Les Chroniques de Sire Jean Froissart/Livre I, Partie II/Chapitre XLVI

La bibliothèque libre.

CHAPITRE XLVI.


Comment le prince donna à messire Jacques d’Audelée cinq cents marcs d’argent de revenue ; et comment le roi de France fut présenté au prince.


Si très tôt que le comte de Warvich, et messire Regnault de Cobehen se furent partis du prince, si comme ci-dessus est contenu, le prince demanda aux chevaliers qui entour lui étoient : « De messire James d’Audelée est-il nul qui en sache rien ? » — « Oil, sire, répondirent aucuns chevaliers qui là étoient et qui vu l’avoient ; il est moult navré et est couché en une litière assez près de ci. » — « Par ma foi, dit le prince, de sa navrure suis-je moult durement courroucé : mais je le verrois moult volontiers. Or sache-t-on, je vous prie, si il pourroit souffrir le apporter ci ; et si il ne peut, je l’irai voir. » Et y envoya deux chevaliers pour faire ce message. « Grands mercis, dit messire James, à monseigneur le prince quand il lui plaît à souvenir d’un si petit bachelier que je suis. » Adoncques appela-t-il de ses varlets jusques à huit, et se fit porter en sa litière là où le prince étoit. Quand le prince vit monseigneur James, si se abaissa sur lui, et lui fit grand’chère, et le reçut doucement, et lui dit ainsi : « Messire James, je vous dois bien honorer, car par votre vaillance et prouesse avez-vous huy acquis la grâce et la renommée de nous tous ; et y êtes tenu par certaine science pour le plus preux. » — « Monseigneur, répondit messire James, vous pouvez dire ce qu’il vous plaît, je voudrois bien qu’il fût ainsi ; et si je me suis avancé pour vous servir et accomplir un vœu que je avois fait, on ne le me doit pas tourner à prouesse, mais à outrage. »
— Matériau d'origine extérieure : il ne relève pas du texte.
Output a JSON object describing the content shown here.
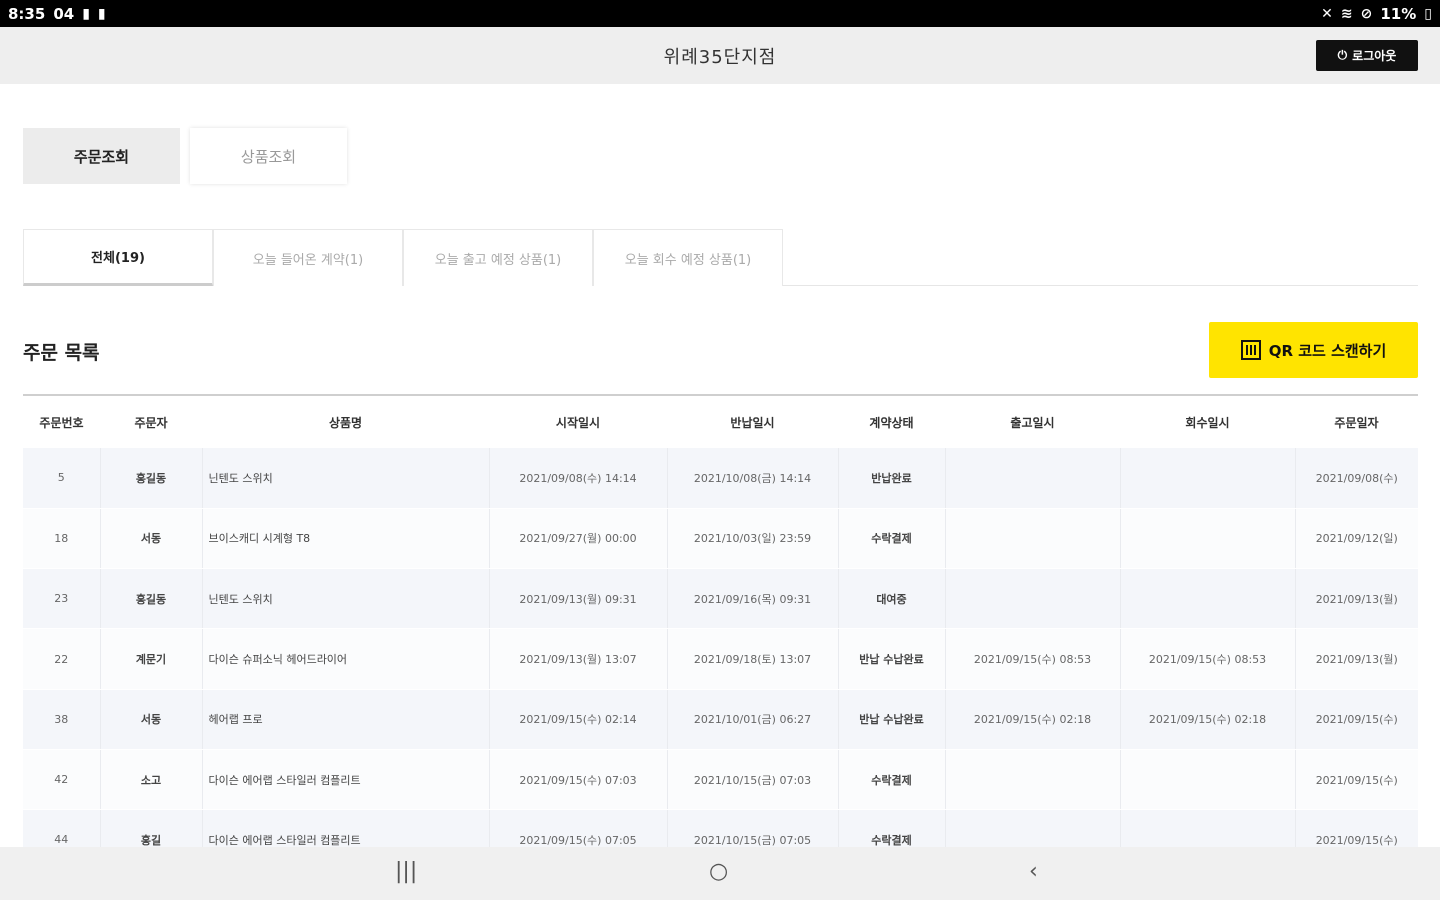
{
  "status_bar": {
    "time": "8:35",
    "left_indicators": "04",
    "battery": "11%",
    "icons": [
      "mute-icon",
      "wifi-icon",
      "alarm-icon",
      "battery-icon"
    ]
  },
  "app_bar": {
    "store_name": "위례35단지점",
    "logout_label": "로그아웃"
  },
  "main_tabs": [
    {
      "label": "주문조회",
      "active": true
    },
    {
      "label": "상품조회",
      "active": false
    }
  ],
  "filter_tabs": [
    {
      "label": "전체(19)",
      "active": true
    },
    {
      "label": "오늘 들어온 계약(1)",
      "active": false
    },
    {
      "label": "오늘 출고 예정 상품(1)",
      "active": false
    },
    {
      "label": "오늘 회수 예정 상품(1)",
      "active": false
    }
  ],
  "orders": {
    "title": "주문 목록",
    "qr_button_label": "QR 코드 스캔하기",
    "columns": [
      "주문번호",
      "주문자",
      "상품명",
      "시작일시",
      "반납일시",
      "계약상태",
      "출고일시",
      "회수일시",
      "주문일자"
    ],
    "rows": [
      [
        "5",
        "홍길동",
        "닌텐도 스위치",
        "2021/09/08(수) 14:14",
        "2021/10/08(금) 14:14",
        "반납완료",
        "",
        "",
        "2021/09/08(수)"
      ],
      [
        "18",
        "서동",
        "브이스캐디 시계형 T8",
        "2021/09/27(월) 00:00",
        "2021/10/03(일) 23:59",
        "수락결제",
        "",
        "",
        "2021/09/12(일)"
      ],
      [
        "23",
        "홍길동",
        "닌텐도 스위치",
        "2021/09/13(월) 09:31",
        "2021/09/16(목) 09:31",
        "대여중",
        "",
        "",
        "2021/09/13(월)"
      ],
      [
        "22",
        "계문기",
        "다이슨 슈퍼소닉 헤어드라이어",
        "2021/09/13(월) 13:07",
        "2021/09/18(토) 13:07",
        "반납 수납완료",
        "2021/09/15(수) 08:53",
        "2021/09/15(수) 08:53",
        "2021/09/13(월)"
      ],
      [
        "38",
        "서동",
        "헤어랩 프로",
        "2021/09/15(수) 02:14",
        "2021/10/01(금) 06:27",
        "반납 수납완료",
        "2021/09/15(수) 02:18",
        "2021/09/15(수) 02:18",
        "2021/09/15(수)"
      ],
      [
        "42",
        "소고",
        "다이슨 에어랩 스타일러 컴플리트",
        "2021/09/15(수) 07:03",
        "2021/10/15(금) 07:03",
        "수락결제",
        "",
        "",
        "2021/09/15(수)"
      ],
      [
        "44",
        "홍길",
        "다이슨 에어랩 스타일러 컴플리트",
        "2021/09/15(수) 07:05",
        "2021/10/15(금) 07:05",
        "수락결제",
        "",
        "",
        "2021/09/15(수)"
      ]
    ]
  },
  "nav_bar": {
    "recent_glyph": "|||",
    "home_glyph": "○",
    "back_glyph": "‹"
  }
}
Adoncques répondit le prince et dit : « Messire James, je et tous les autres vous tenons pour le meilleur de notre côté ; et pour votre grâce accroître et que vous ayez mieux pour vous étoffer et suivir les armes, je vous retiens à toujours mais pour mon chevalier, à cinq cents marcs de revenue par an, dont je vous assignerai bien sur mon héritage en Angleterre. » — « Sire, répondit messire James, Dieu me doint desservir les grands biens que vous me faites. »

À ces paroles prît-il congé au prince, car il étoit moult foible ; et le rapportèrent ses varlets arrière en son logis. Il ne pouvoit mie encore être guère éloigné, quand le comte de Warvich et messire Regnault de Cobehen entrèrent au pavillon du prince et lui firent présent du roi de France ; lequel présent le dit prince dut bien recevoir à grand et à noble. Et aussi fit-il vraiement, et s’inclina tout bas contre le roi de France, et le reçut comme roi, bien et sagement, ainsi que bien le savoit faire ; et fit là apporter le vin et les épices ; et en donna il même au roi, en signe de très grand amour.